After Parmanand died in 1971, Srichand Hinduja, the eldest son, took charge
of the business. He moved the family empire to London after the 1979 revolution
in Iran. Since then, they’ve expanded into other businesses, including taking
over companies in India and abroad. They have also made handsome donations
to charitable causes, which include a quarter-million-pound contribution to
erect the Swaminarayana Temple in London, the biggest Hindu temple in Britain.
The ascetic, vegetarian brothers have shunned alcohol and tobacco, and they
are known to carry home cooked food to parties where they are not sure if
their vegetarianism might get compromised.
But for a family that believes in avoiding publicity, and which professes
not to finance politicians, they have been eager cultivators of politicians
as friends.

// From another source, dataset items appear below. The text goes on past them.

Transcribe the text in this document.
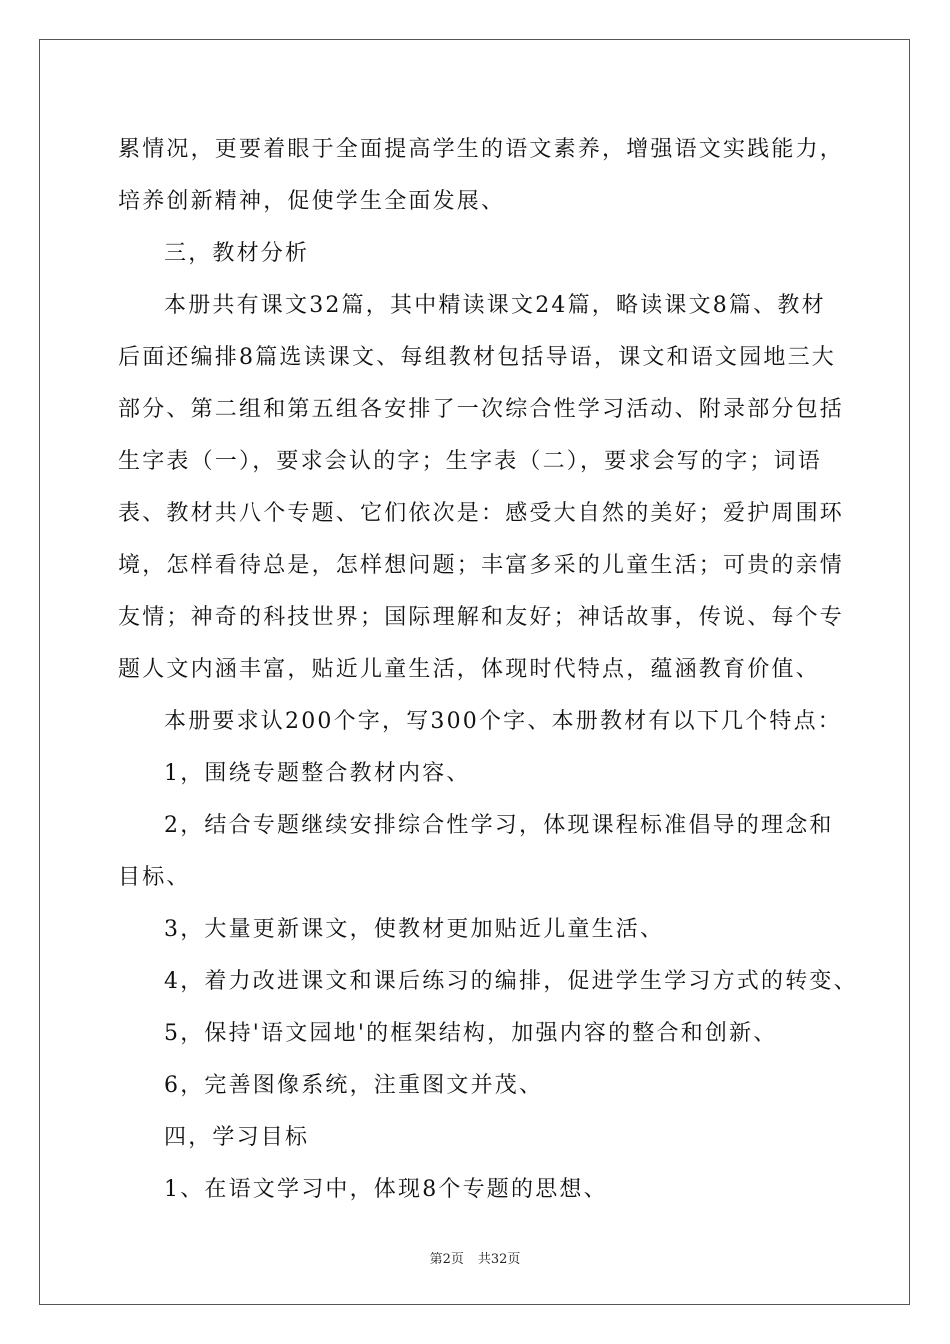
累情况，更要着眼于全面提高学生的语文素养，增强语文实践能力，
培养创新精神，促使学生全面发展、
三，教材分析
本册共有课文32篇，其中精读课文24篇，略读课文8篇、教材
后面还编排8篇选读课文、每组教材包括导语，课文和语文园地三大
部分、第二组和第五组各安排了一次综合性学习活动、附录部分包括
生字表（一），要求会认的字；生字表（二），要求会写的字；词语
表、教材共八个专题、它们依次是：感受大自然的美好；爱护周围环
境，怎样看待总是，怎样想问题；丰富多采的儿童生活；可贵的亲情
友情；神奇的科技世界；国际理解和友好；神话故事，传说、每个专
题人文内涵丰富，贴近儿童生活，体现时代特点，蕴涵教育价值、
本册要求认200个字，写300个字、本册教材有以下几个特点：
1，围绕专题整合教材内容、
2，结合专题继续安排综合性学习，体现课程标准倡导的理念和
目标、
3，大量更新课文，使教材更加贴近儿童生活、
4，着力改进课文和课后练习的编排，促进学生学习方式的转变、
5，保持'语文园地'的框架结构，加强内容的整合和创新、
6，完善图像系统，注重图文并茂、
四，学习目标
1、在语文学习中，体现8个专题的思想、
第2页 共32页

They have attended Conservative fund-raising parties for Thatcher
and her successor John Major, says Cohen, “before finding, along with many
other rich men, that the transition from old Conservative to new Labour could
be painless.”
At the Alexandra Palace party, Srichand said that he wanted to contribute
to the Dome because, "I don't agree when we talk about Hindus or Christians,
because we are all human beings. It's only which faith people follow that
has created differences between us." (Those differences can prove fatal, as
a family tragedy, painful to recall, shows too well. About a decade ago, Srichand’s
son Dharam decided to marry a girl from another faith, and eloped with her
to Mauritius. The family placed advertisements in newspapers in Mauritius,
in order to track them down, and the young couple decided to end their lives,
in a style befitting Bollywood which the Hindujas are believed to fond of,
by dousing themselves with petrol and setting themselves afire. Dharam died).
Incidents like that, the prominent people with whom they are seen, the donations
they make, and the publicity that follows them like a star-struck fan, have
finally coalesced, casting the spotlight on the family once again. And the
questions raised by the long-winded saga of Bofors guns may finally get resolved.